Strona:PL Józef Ignacy Kraszewski-Syn Jazdona tom 1 051.jpeg

Z Wikiźródeł, wolnej biblioteki
Ta strona została uwierzytelniona.

Tchnął znowu Żeleziec, a jeden z duchownych wtrącił pytanie:
— Cóżeście mówili, iż do ludzi mało podobni są?
— Bom takich mord jakom żyw nie widział — rzekł Żeleziec. — Wszyscy do siebie podobni jako rodzeni, śniade, blade, na twarzy włosa mało albo i nic, policzki szerokie i wypukłe, oczy małe głęboko wciśnięte, nosy płaskie a szerokie, twarze bydlęce i straszne, zęby gdyby u zwierza kły, ostre i białe... Nie olbrzymy to, choć na koniach się zdadzą duzi, bo nogi krótkie mają, przecie siła ich straszna. Widziałem jako naszemi ciskali tak, że się o ziemię rozbijali.

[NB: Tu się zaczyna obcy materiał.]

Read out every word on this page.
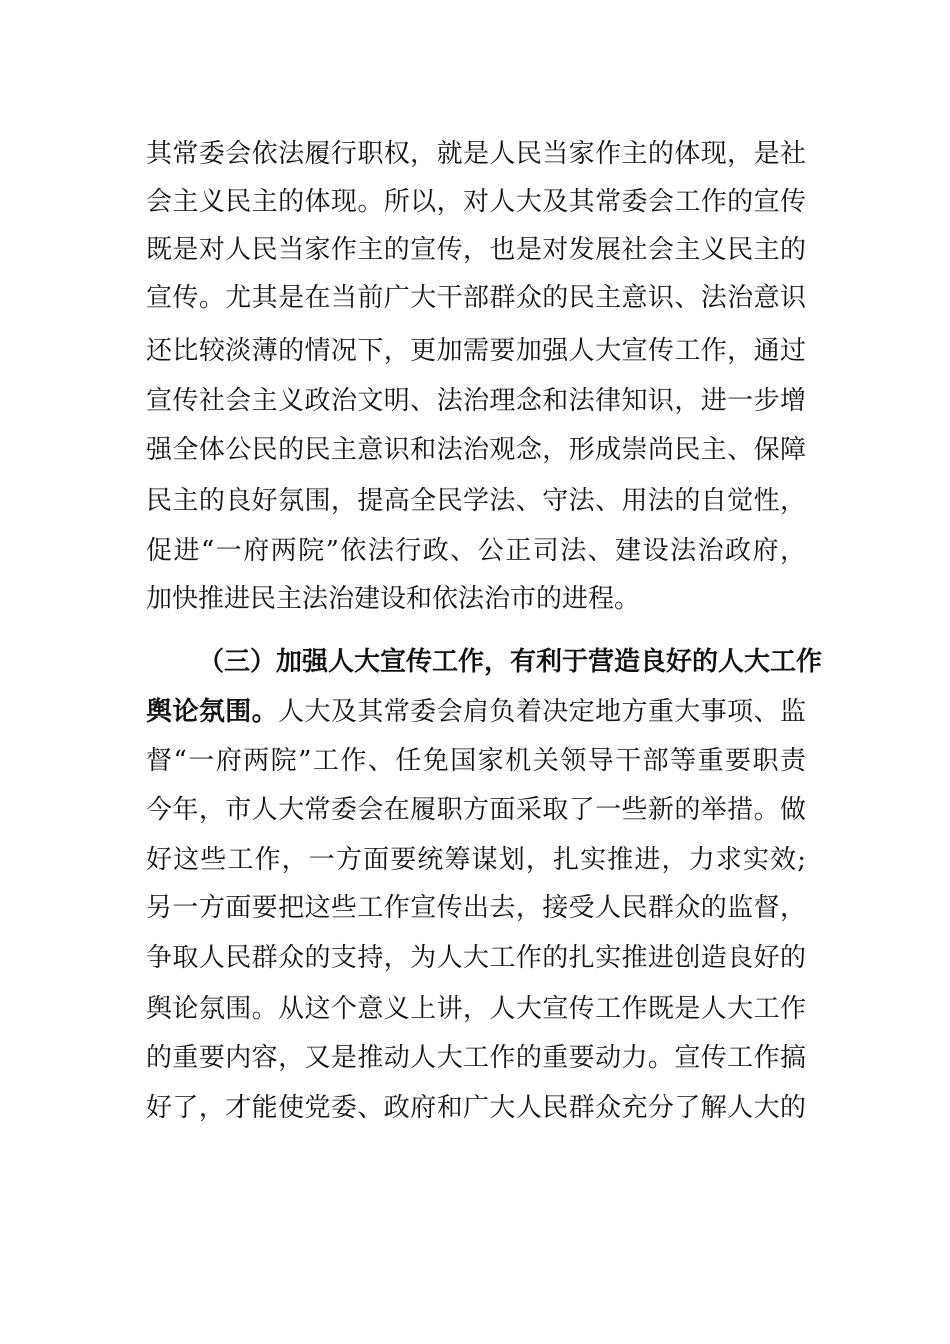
其常委会依法履行职权，就是人民当家作主的体现，是社
会主义民主的体现。所以，对人大及其常委会工作的宣传
既是对人民当家作主的宣传，也是对发展社会主义民主的
宣传。尤其是在当前广大干部群众的民主意识、法治意识
还比较淡薄的情况下，更加需要加强人大宣传工作，通过
宣传社会主义政治文明、法治理念和法律知识，进一步增
强全体公民的民主意识和法治观念，形成崇尚民主、保障
民主的良好氛围，提高全民学法、守法、用法的自觉性，
促进“一府两院”依法行政、公正司法、建设法治政府，
加快推进民主法治建设和依法治市的进程。
（三）加强人大宣传工作，有利于营造良好的人大工作
舆论氛围。人大及其常委会肩负着决定地方重大事项、监
督“一府两院”工作、任免国家机关领导干部等重要职责
今年，市人大常委会在履职方面采取了一些新的举措。做
好这些工作，一方面要统筹谋划，扎实推进，力求实效;
另一方面要把这些工作宣传出去，接受人民群众的监督，
争取人民群众的支持，为人大工作的扎实推进创造良好的
舆论氛围。从这个意义上讲，人大宣传工作既是人大工作
的重要内容，又是推动人大工作的重要动力。宣传工作搞
好了，才能使党委、政府和广大人民群众充分了解人大的
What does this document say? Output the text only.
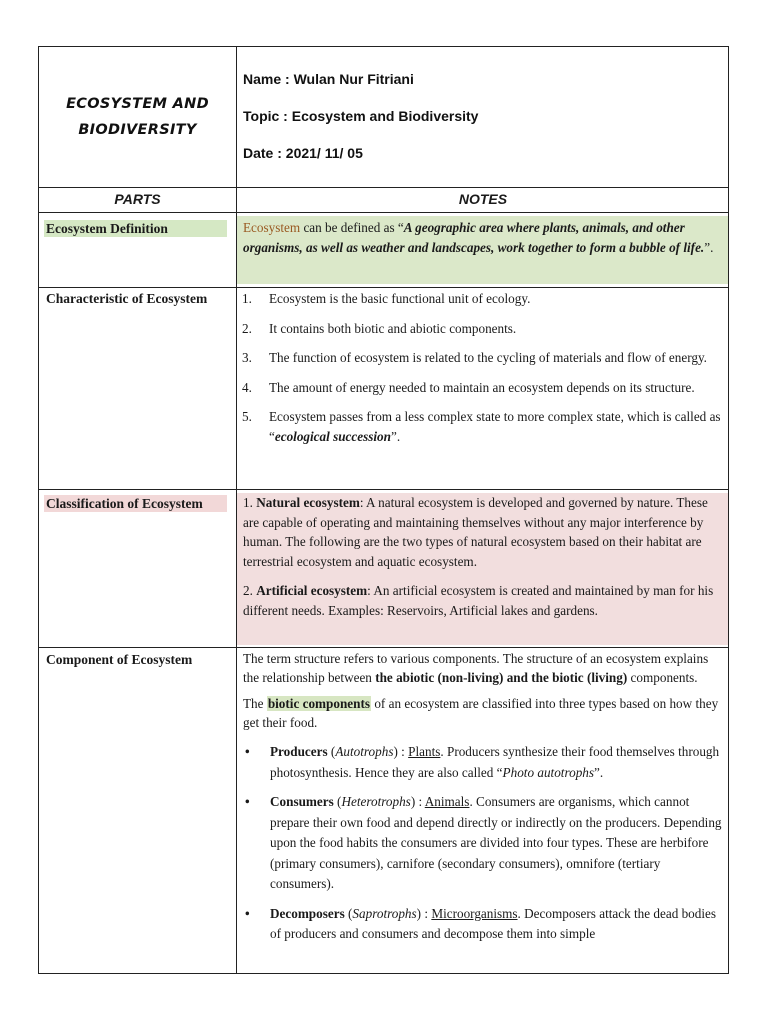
ECOSYSTEM AND
BIODIVERSITY
Name : Wulan Nur Fitriani
Topic : Ecosystem and Biodiversity
Date : 2021/ 11/ 05
PARTS	NOTES
Ecosystem Definition	Ecosystem can be defined as “A geographic area where plants, animals, and other organisms, as well as weather and landscapes, work together to form a bubble of life.”.
Characteristic of Ecosystem	1. Ecosystem is the basic functional unit of ecology.
2. It contains both biotic and abiotic components.
3. The function of ecosystem is related to the cycling of materials and flow of energy.
4. The amount of energy needed to maintain an ecosystem depends on its structure.
5. Ecosystem passes from a less complex state to more complex state, which is called as “ecological succession”.
Classification of Ecosystem	1. Natural ecosystem: A natural ecosystem is developed and governed by nature. These are capable of operating and maintaining themselves without any major interference by human. The following are the two types of natural ecosystem based on their habitat are terrestrial ecosystem and aquatic ecosystem.

2. Artificial ecosystem: An artificial ecosystem is created and maintained by man for his different needs. Examples: Reservoirs, Artificial lakes and gardens.

Component of Ecosystem	The term structure refers to various components. The structure of an ecosystem explains the relationship between the abiotic (non-living) and the biotic (living) components.

The biotic components of an ecosystem are classified into three types based on how they get their food.

• Producers (Autotrophs) : Plants. Producers synthesize their food themselves through photosynthesis. Hence they are also called “Photo autotrophs”.
• Consumers (Heterotrophs) : Animals. Consumers are organisms, which cannot prepare their own food and depend directly or indirectly on the producers. Depending upon the food habits the consumers are divided into four types. These are herbifore (primary consumers), carnifore (secondary consumers), omnifore (tertiary consumers).
• Decomposers (Saprotrophs) : Microorganisms. Decomposers attack the dead bodies of producers and consumers and decompose them into simple
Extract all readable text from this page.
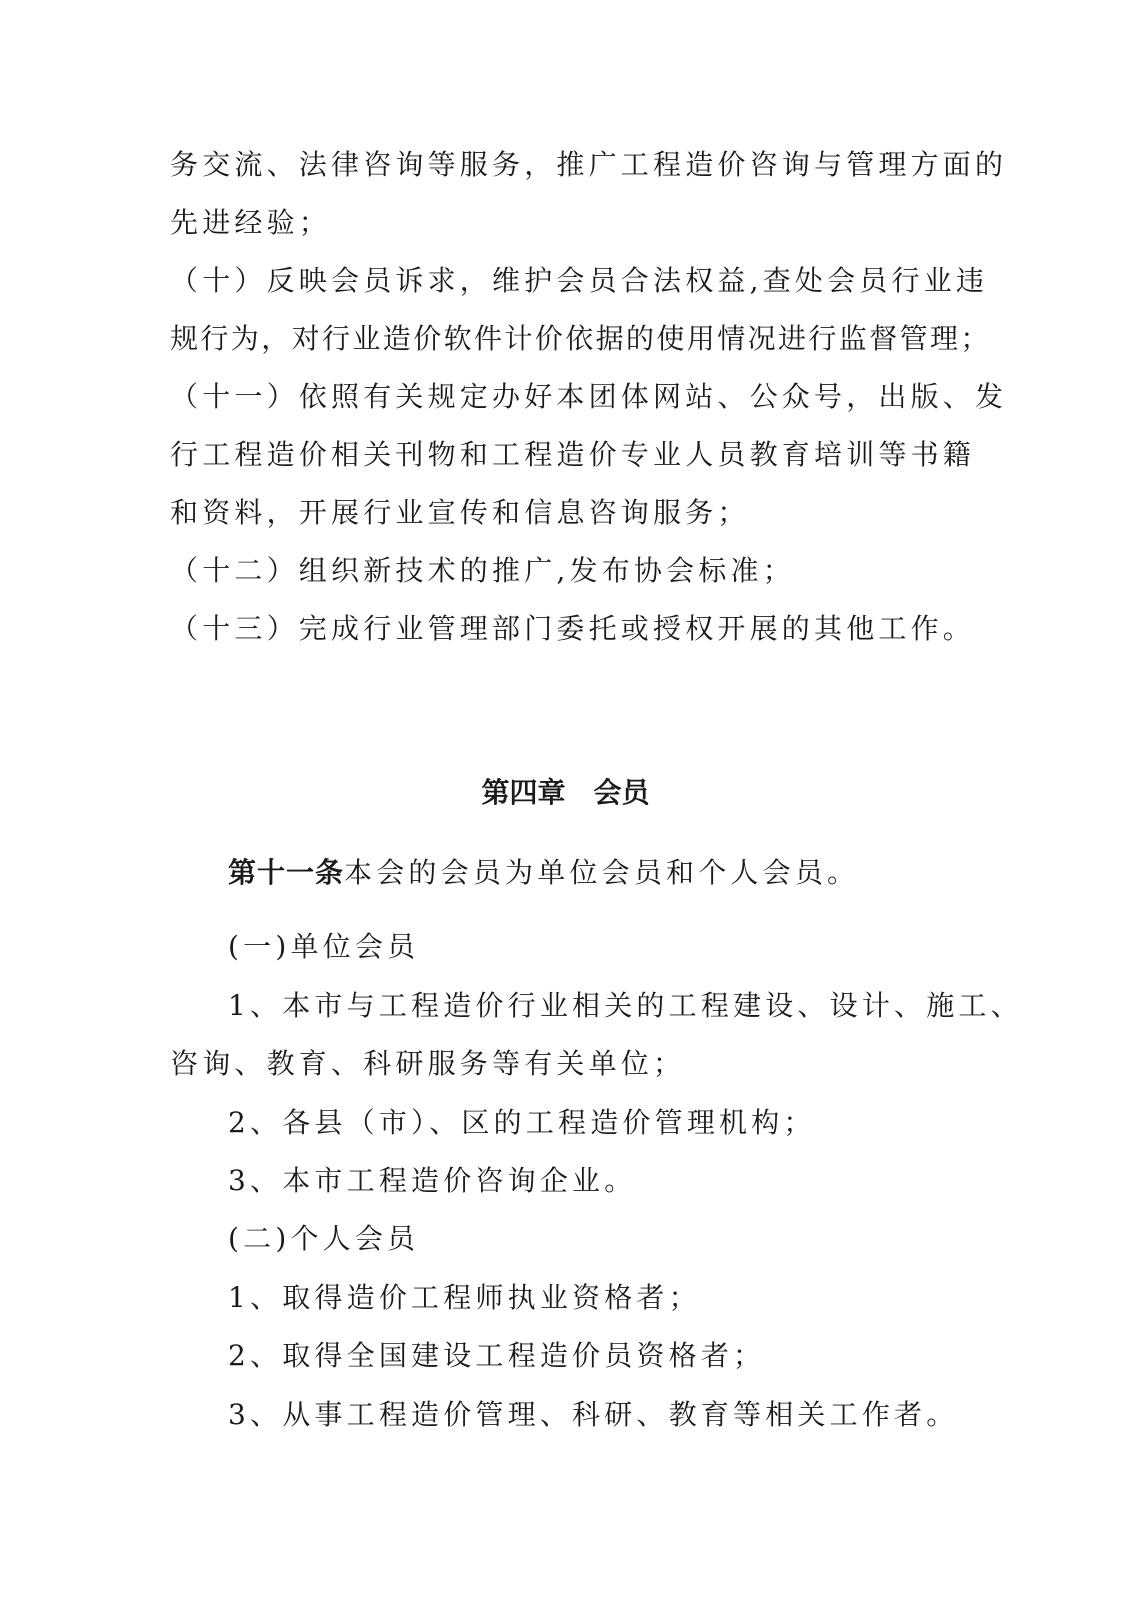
务交流、法律咨询等服务，推广工程造价咨询与管理方面的
先进经验；
（十）反映会员诉求，维护会员合法权益,查处会员行业违
规行为，对行业造价软件计价依据的使用情况进行监督管理；
（十一）依照有关规定办好本团体网站、公众号，出版、发
行工程造价相关刊物和工程造价专业人员教育培训等书籍
和资料，开展行业宣传和信息咨询服务；
（十二）组织新技术的推广,发布协会标准；
（十三）完成行业管理部门委托或授权开展的其他工作。
第四章　会员
第十一条本会的会员为单位会员和个人会员。
(一)单位会员
1、本市与工程造价行业相关的工程建设、设计、施工、
咨询、教育、科研服务等有关单位；
2、各县（市）、区的工程造价管理机构；
3、本市工程造价咨询企业。
(二)个人会员
1、取得造价工程师执业资格者；
2、取得全国建设工程造价员资格者；
3、从事工程造价管理、科研、教育等相关工作者。
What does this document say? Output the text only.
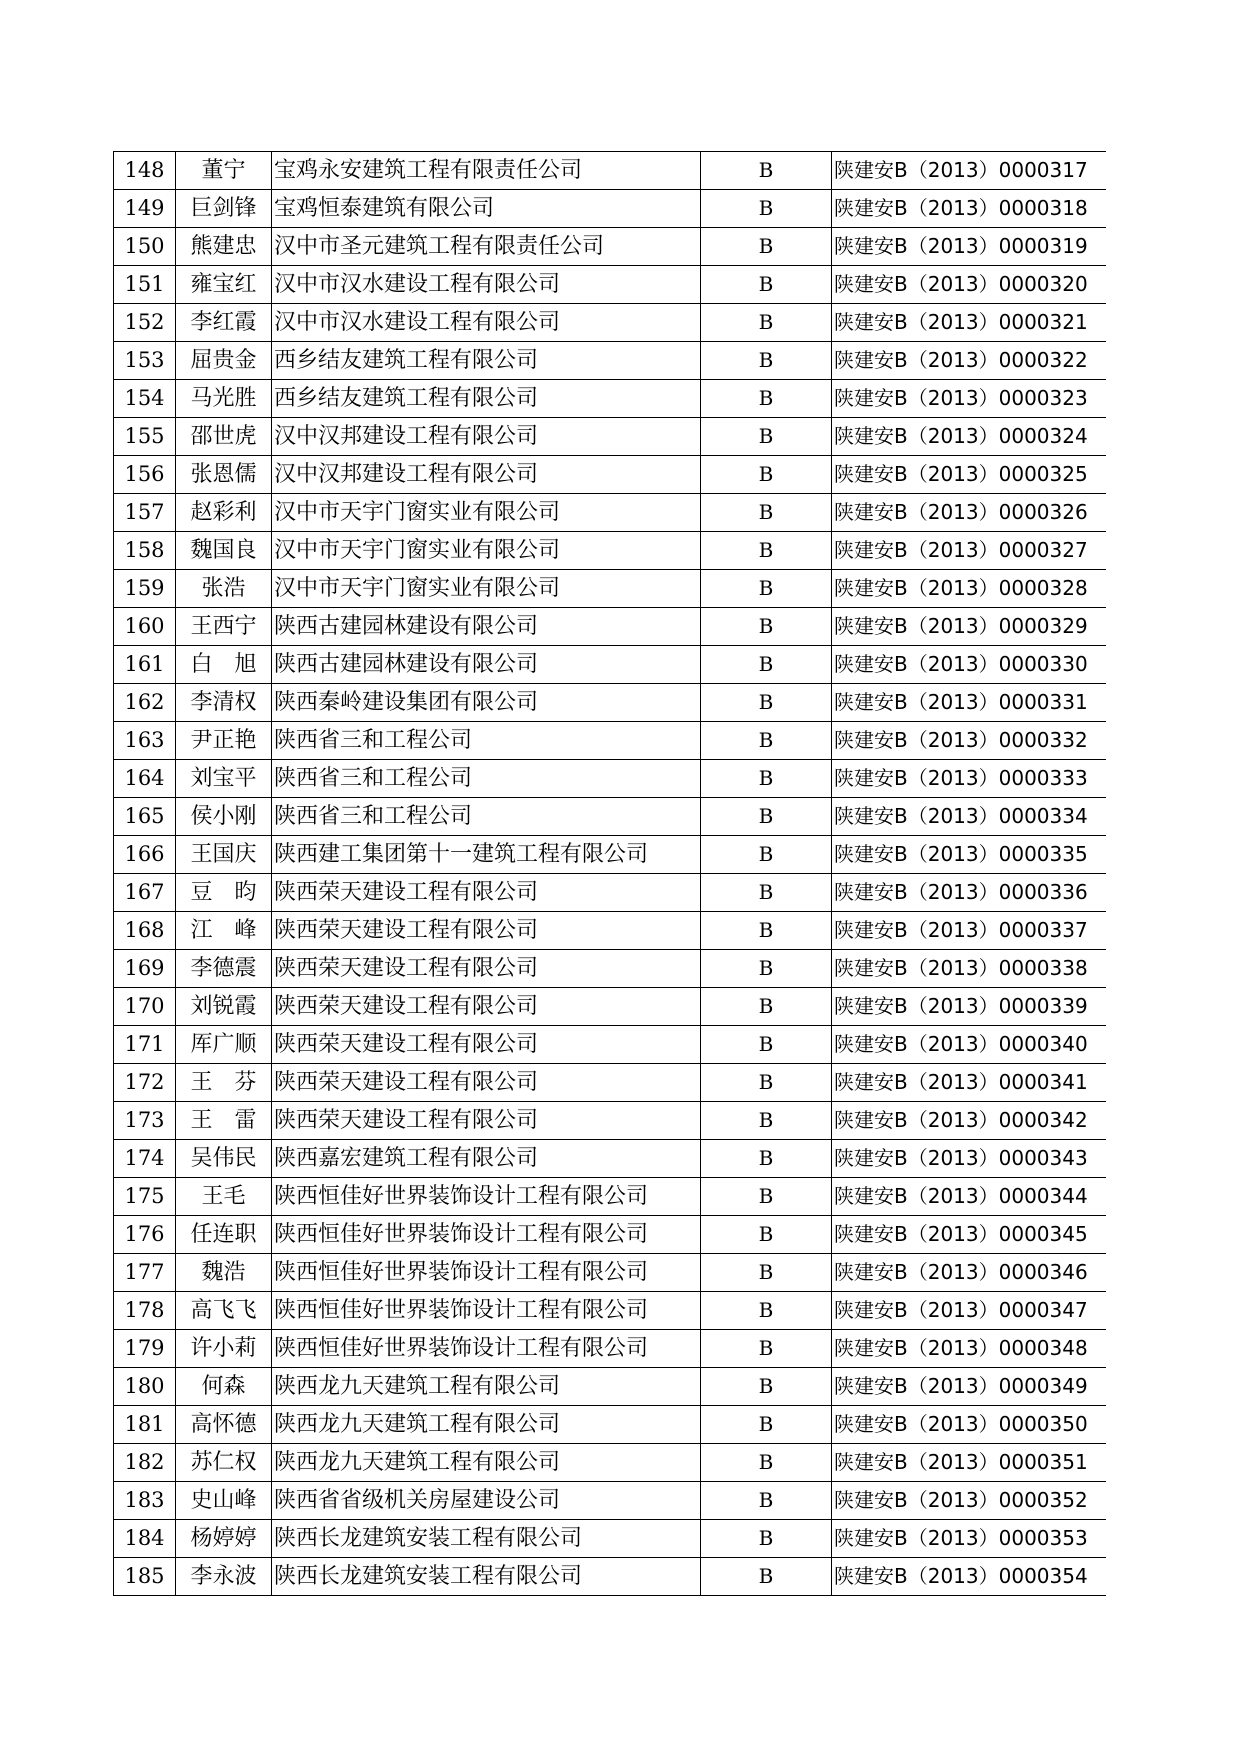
148	董宁	宝鸡永安建筑工程有限责任公司	B	陕建安B（2013）0000317
149	巨剑锋	宝鸡恒泰建筑有限公司	B	陕建安B（2013）0000318
150	熊建忠	汉中市圣元建筑工程有限责任公司	B	陕建安B（2013）0000319
151	雍宝红	汉中市汉水建设工程有限公司	B	陕建安B（2013）0000320
152	李红霞	汉中市汉水建设工程有限公司	B	陕建安B（2013）0000321
153	屈贵金	西乡结友建筑工程有限公司	B	陕建安B（2013）0000322
154	马光胜	西乡结友建筑工程有限公司	B	陕建安B（2013）0000323
155	邵世虎	汉中汉邦建设工程有限公司	B	陕建安B（2013）0000324
156	张恩儒	汉中汉邦建设工程有限公司	B	陕建安B（2013）0000325
157	赵彩利	汉中市天宇门窗实业有限公司	B	陕建安B（2013）0000326
158	魏国良	汉中市天宇门窗实业有限公司	B	陕建安B（2013）0000327
159	张浩	汉中市天宇门窗实业有限公司	B	陕建安B（2013）0000328
160	王西宁	陕西古建园林建设有限公司	B	陕建安B（2013）0000329
161	白　旭	陕西古建园林建设有限公司	B	陕建安B（2013）0000330
162	李清权	陕西秦岭建设集团有限公司	B	陕建安B（2013）0000331
163	尹正艳	陕西省三和工程公司	B	陕建安B（2013）0000332
164	刘宝平	陕西省三和工程公司	B	陕建安B（2013）0000333
165	侯小刚	陕西省三和工程公司	B	陕建安B（2013）0000334
166	王国庆	陕西建工集团第十一建筑工程有限公司	B	陕建安B（2013）0000335
167	豆　昀	陕西荣天建设工程有限公司	B	陕建安B（2013）0000336
168	江　峰	陕西荣天建设工程有限公司	B	陕建安B（2013）0000337
169	李德震	陕西荣天建设工程有限公司	B	陕建安B（2013）0000338
170	刘锐霞	陕西荣天建设工程有限公司	B	陕建安B（2013）0000339
171	厍广顺	陕西荣天建设工程有限公司	B	陕建安B（2013）0000340
172	王　芬	陕西荣天建设工程有限公司	B	陕建安B（2013）0000341
173	王　雷	陕西荣天建设工程有限公司	B	陕建安B（2013）0000342
174	吴伟民	陕西嘉宏建筑工程有限公司	B	陕建安B（2013）0000343
175	王毛	陕西恒佳好世界装饰设计工程有限公司	B	陕建安B（2013）0000344
176	任连职	陕西恒佳好世界装饰设计工程有限公司	B	陕建安B（2013）0000345
177	魏浩	陕西恒佳好世界装饰设计工程有限公司	B	陕建安B（2013）0000346
178	高飞飞	陕西恒佳好世界装饰设计工程有限公司	B	陕建安B（2013）0000347
179	许小莉	陕西恒佳好世界装饰设计工程有限公司	B	陕建安B（2013）0000348
180	何森	陕西龙九天建筑工程有限公司	B	陕建安B（2013）0000349
181	高怀德	陕西龙九天建筑工程有限公司	B	陕建安B（2013）0000350
182	苏仁权	陕西龙九天建筑工程有限公司	B	陕建安B（2013）0000351
183	史山峰	陕西省省级机关房屋建设公司	B	陕建安B（2013）0000352
184	杨婷婷	陕西长龙建筑安装工程有限公司	B	陕建安B（2013）0000353
185	李永波	陕西长龙建筑安装工程有限公司	B	陕建安B（2013）0000354
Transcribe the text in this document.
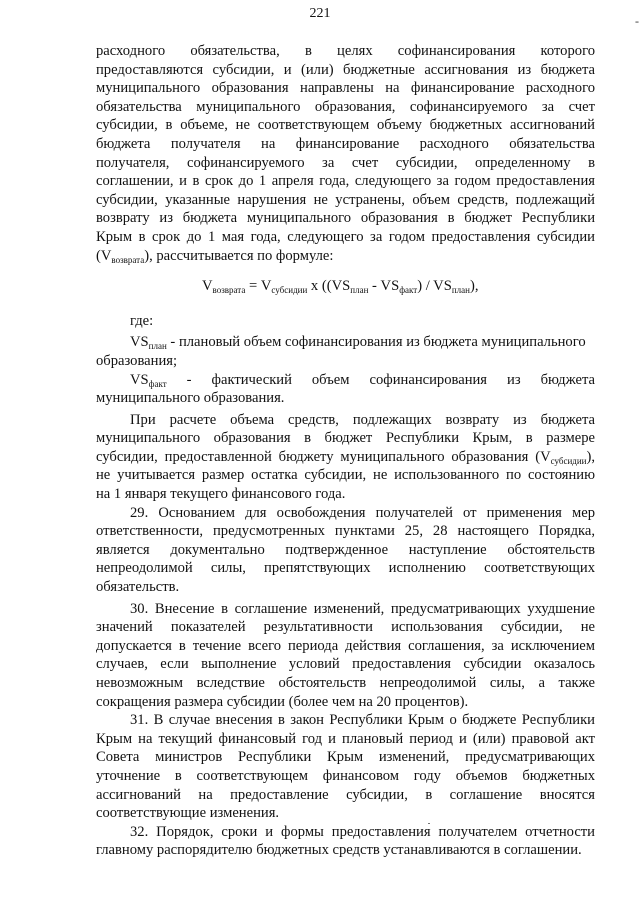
221	-
расходного обязательства, в целях софинансирования которого
предоставляются субсидии, и (или) бюджетные ассигнования из бюджета
муниципального образования направлены на финансирование расходного
обязательства муниципального образования, софинансируемого за счет
субсидии, в объеме, не соответствующем объему бюджетных ассигнований
бюджета получателя на финансирование расходного обязательства
получателя, софинансируемого за счет субсидии, определенному в
соглашении, и в срок до 1 апреля года, следующего за годом предоставления
субсидии, указанные нарушения не устранены, объем средств, подлежащий
возврату из бюджета муниципального образования в бюджет Республики
Крым в срок до 1 мая года, следующего за годом предоставления субсидии
$(V_{возврата})$, рассчитывается по формуле:
$V_{возврата} = V_{субсидии}$ x $((VS_{план} - VS_{факт}) / VS_{план})$,
где:
$VS_{план}$ - плановый объем софинансирования из бюджета муниципального
образования;
$VS_{факт}$ - фактический объем софинансирования из бюджета
муниципального образования.
При расчете объема средств, подлежащих возврату из бюджета
муниципального образования в бюджет Республики Крым, в размере
субсидии, предоставленной бюджету муниципального образования $(V_{субсидии})$,
не учитывается размер остатка субсидии, не использованного по состоянию
на 1 января текущего финансового года.
29. Основанием для освобождения получателей от применения мер
ответственности, предусмотренных пунктами 25, 28 настоящего Порядка,
является документально подтвержденное наступление обстоятельств
непреодолимой силы, препятствующих исполнению соответствующих
обязательств.
30. Внесение в соглашение изменений, предусматривающих ухудшение
значений показателей результативности использования субсидии, не
допускается в течение всего периода действия соглашения, за исключением
случаев, если выполнение условий предоставления субсидии оказалось
невозможным вследствие обстоятельств непреодолимой силы, а также
сокращения размера субсидии (более чем на 20 процентов).
31. В случае внесения в закон Республики Крым о бюджете Республики
Крым на текущий финансовый год и плановый период и (или) правовой акт
Совета министров Республики Крым изменений, предусматривающих
уточнение в соответствующем финансовом году объемов бюджетных
ассигнований на предоставление субсидии, в соглашение вносятся
соответствующие изменения.
32. Порядок, сроки и формы предоставления получателем отчетности
главному распорядителю бюджетных средств устанавливаются в соглашении.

W głębokiem milczeniu słuchali wszyscy — szmer ustał. Żeleziec zakaszlawszy się już mówić nie mógł, gdy jeszcze go słuchano.
— A jakżeż się ztamtąd ocalił? — zapytał zwracając się ku niemu Sulisław.
— Jak, i po co? albo ja wiem? — jęknął Żeleziec. — Wszystko, co się ze mną tego dnia i nocy działo, stało się nieświadomo. Ani wiem czym sobą władał, czy siła jaka obca. Oschły mi oczy patrzając, w gębie i w gardle ogniem piekło, głowa pękała. Tylem przytomny był, żem pacierz jeden zaczynał ciągle, dokończyć go niemogąc.